Jolie will be transforming Okamoto’s content into ads, per direct-to-consumer brand authority Sharma Brands CEO Nik Sharma’s newsletter. The newsletter mentions Jolie reached an 80% conversion rate for online sign-ups on ads developed with Sharma Brands’ sister company 1180 centered on editorial content related to the water report. “Our goal was to test the positioning of the showerhead as a beauty tool,” explains Sharma.

Jolie is certainly not the only brand jazzing up the showerhead space. The company Hai has garnered $6 million in funding for what publication Techcrunch calls “the world’s smartest” showerhead. Vitaclean delivers vitamin C via shower water. Celebrity hairstylists and Nine Zero One salon founders Nikki Lee and Riawna Capri are behind the Raindrops showerhead filtration system. High-pressure, water-saving showerhead brand Nebia was acquired by Moen.

Jolie has raised an undisclosed funding total to help it counter the competition and grow its audience. The brand is in the portfolio of Dyrdek Machine, a venture studio led by entrepreneur and entertainer Rob Dyrdek, and has secured investment from Sharma’s Masala Capital. Jolie plans to move beyond the showerhead to tackle various elements of the bathroom like the sink and tub down the line. It could extend from the bathroom to release a water hose for pet parents. Global distribution is on deck as are unique filtration blends to accommodate contamination by state, region or country.

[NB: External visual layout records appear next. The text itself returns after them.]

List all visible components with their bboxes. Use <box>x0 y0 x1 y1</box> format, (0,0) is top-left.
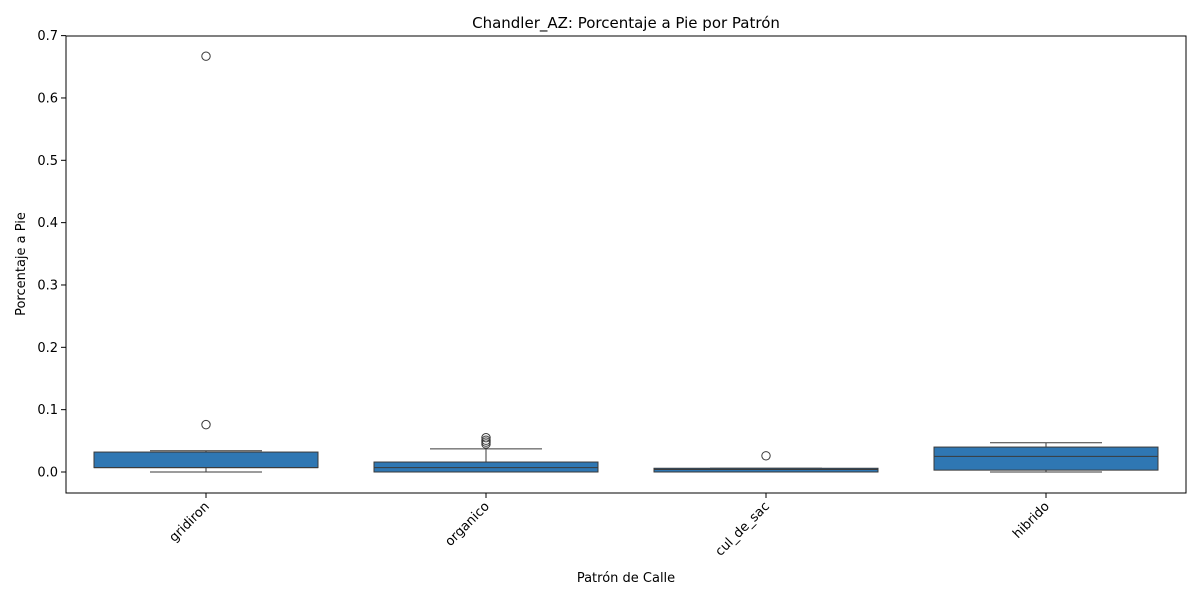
outlier-point <box>761 451 771 461</box>
y-tick-label: 0.4 <box>37 216 58 231</box>
plot-frame <box>65 35 1187 494</box>
x-tick-label: cul_de_sac <box>713 499 773 559</box>
x-tick-label: organico <box>442 499 492 549</box>
y-tick-label: 0.2 <box>37 341 58 356</box>
y-tick-label: 0.1 <box>37 403 58 418</box>
x-axis-label: Patrón de Calle <box>577 571 675 586</box>
y-tick-label: 0.6 <box>37 91 58 106</box>
x-tick-label: hibrido <box>1010 499 1053 542</box>
box-cul_de_sac <box>653 467 879 473</box>
y-axis-label: Porcentaje a Pie <box>14 212 29 316</box>
y-tick-label: 0.7 <box>37 29 58 44</box>
y-tick-label: 0.0 <box>37 466 58 481</box>
outlier-point <box>481 435 491 445</box>
y-tick-label: 0.5 <box>37 154 58 169</box>
y-tick-label: 0.3 <box>37 278 58 293</box>
outlier-point <box>201 51 211 61</box>
box-hibrido <box>933 446 1159 471</box>
chart-title: Chandler_AZ: Porcentaje a Pie por Patrón <box>472 14 780 33</box>
outlier-point <box>201 419 211 430</box>
outlier-point <box>481 433 491 443</box>
plot-area: 0.0 0.1 0.2 0.3 0.4 0.5 0.6 0.7 gridiron organico… <box>37 29 1159 559</box>
box-organico <box>373 461 599 473</box>
x-tick-label: gridiron <box>167 499 213 545</box>
box-gridiron <box>93 451 319 469</box>
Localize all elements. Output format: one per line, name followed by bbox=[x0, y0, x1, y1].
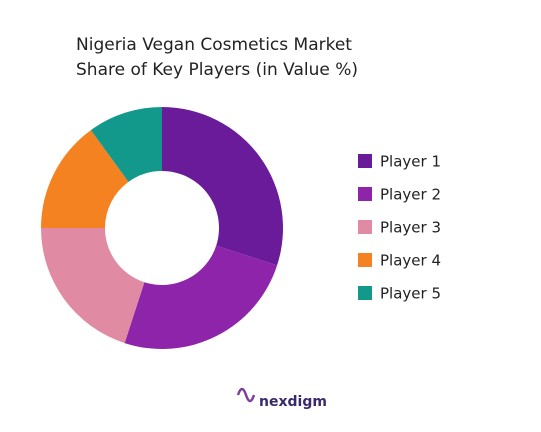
legend-swatch bbox=[358, 253, 372, 267]
watermark: nexdigm bbox=[259, 394, 327, 410]
legend-label: Player 3 bbox=[380, 219, 441, 237]
legend-swatch bbox=[358, 286, 372, 300]
donut-slice bbox=[41, 130, 129, 228]
legend-swatch bbox=[358, 154, 372, 168]
legend-label: Player 4 bbox=[380, 252, 441, 270]
logo-icon bbox=[236, 387, 256, 403]
legend-label: Player 2 bbox=[380, 186, 441, 204]
legend-swatch bbox=[358, 220, 372, 234]
donut-slice bbox=[41, 228, 145, 344]
legend-label: Player 5 bbox=[380, 285, 441, 303]
legend-swatch bbox=[358, 187, 372, 201]
chart-title-line: Share of Key Players (in Value %) bbox=[76, 60, 358, 80]
legend-label: Player 1 bbox=[380, 153, 441, 171]
donut-slice bbox=[90, 107, 162, 182]
donut-slice bbox=[124, 245, 278, 349]
chart-title-line: Nigeria Vegan Cosmetics Market bbox=[76, 35, 352, 55]
donut-slice bbox=[162, 107, 283, 266]
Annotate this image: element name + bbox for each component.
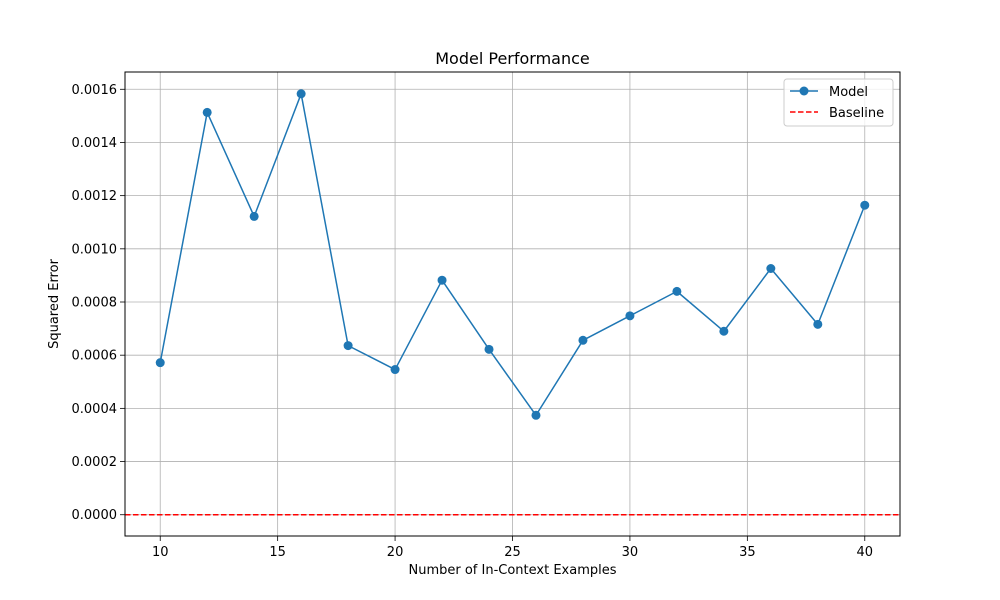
model-point — [390, 365, 400, 375]
y-axis-ticks: 0.0000 0.0002 0.0004 0.0006 0.0008 0.0010 0.00… — [72, 83, 125, 523]
y-tick-label: 0.0016 — [72, 83, 118, 98]
model-series — [155, 89, 870, 420]
y-tick-label: 0.0006 — [72, 349, 118, 364]
legend-baseline-label: Baseline — [829, 106, 884, 121]
y-tick-label: 0.0008 — [72, 296, 118, 311]
model-point — [155, 358, 165, 368]
model-line — [159, 93, 866, 417]
x-tick-label: 20 — [387, 545, 404, 560]
model-point — [766, 264, 776, 274]
model-point — [437, 275, 447, 285]
model-point — [625, 311, 635, 321]
x-axis-label: Number of In-Context Examples — [408, 563, 616, 578]
model-point — [531, 410, 541, 420]
model-point — [249, 211, 259, 221]
y-tick-label: 0.0000 — [72, 508, 118, 523]
model-point — [296, 89, 306, 99]
model-point — [860, 200, 870, 210]
y-tick-label: 0.0010 — [72, 242, 118, 257]
model-point — [578, 335, 588, 345]
model-point — [719, 326, 729, 336]
y-tick-label: 0.0002 — [72, 455, 118, 470]
y-axis-label: Squared Error — [47, 258, 62, 348]
x-tick-label: 10 — [152, 545, 169, 560]
chart-title: Model Performance — [435, 49, 590, 68]
y-tick-label: 0.0012 — [72, 189, 118, 204]
y-tick-label: 0.0014 — [72, 136, 118, 151]
x-tick-label: 25 — [504, 545, 521, 560]
x-tick-label: 35 — [739, 545, 756, 560]
x-tick-label: 30 — [622, 545, 639, 560]
x-tick-label: 15 — [269, 545, 286, 560]
model-point — [202, 107, 212, 117]
model-point — [672, 286, 682, 296]
x-tick-label: 40 — [856, 545, 873, 560]
model-point — [813, 319, 823, 329]
legend: Model Baseline — [783, 78, 894, 127]
legend-model-marker — [799, 86, 809, 96]
model-point — [343, 341, 353, 351]
y-tick-label: 0.0004 — [72, 402, 118, 417]
x-axis-ticks: 10 15 20 25 30 35 40 — [152, 536, 873, 560]
model-point — [484, 344, 494, 354]
legend-model-label: Model — [829, 85, 868, 100]
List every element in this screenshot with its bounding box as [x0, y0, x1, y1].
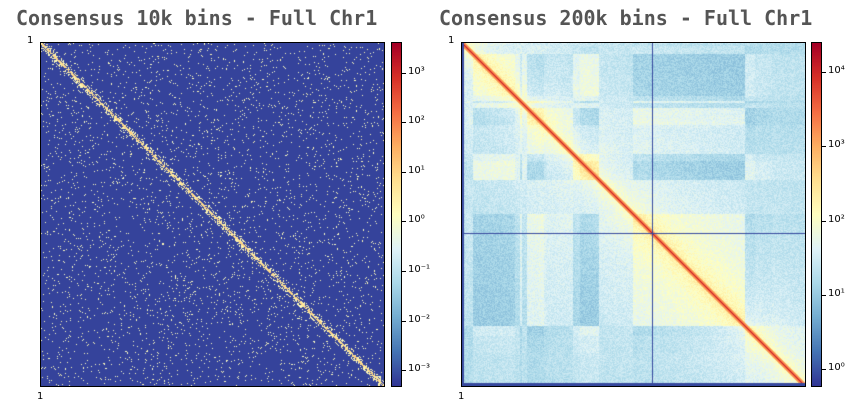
chart-title-left: Consensus 10k bins - Full Chr1 — [16, 6, 377, 30]
colorbar-200k — [811, 42, 822, 387]
colorbar-tick-mark — [822, 369, 826, 370]
colorbar-tick-mark — [402, 122, 406, 123]
y-tick-label-right: 1 — [448, 35, 454, 46]
colorbar-tick-label: 10⁻¹ — [408, 264, 430, 275]
colorbar-tick-mark — [822, 295, 826, 296]
colorbar-tick-label: 10⁰ — [828, 362, 845, 373]
colorbar-tick-label: 10² — [408, 115, 425, 126]
colorbar-tick-label: 10⁻³ — [408, 363, 430, 374]
colorbar-tick-mark — [402, 73, 406, 74]
colorbar-tick-mark — [822, 72, 826, 73]
colorbar-tick-mark — [402, 370, 406, 371]
colorbar-tick-label: 10¹ — [408, 165, 425, 176]
colorbar-tick-label: 10² — [828, 214, 845, 225]
colorbar-tick-mark — [402, 221, 406, 222]
heatmap-200k[interactable] — [461, 42, 806, 387]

“When you talk to someone about Jolie and filtering your shower water, many, if not everyone we’ve spoken to, has said, ‘This is like an aha moment,’” says Singh. “We filter the water we drink or we go out and buy bottled water. The skin is our largest organ, we shower every day, and we’re absorbing this water into our bodies, but we forgot about filtering it, and we really think that this is a fundamental step.”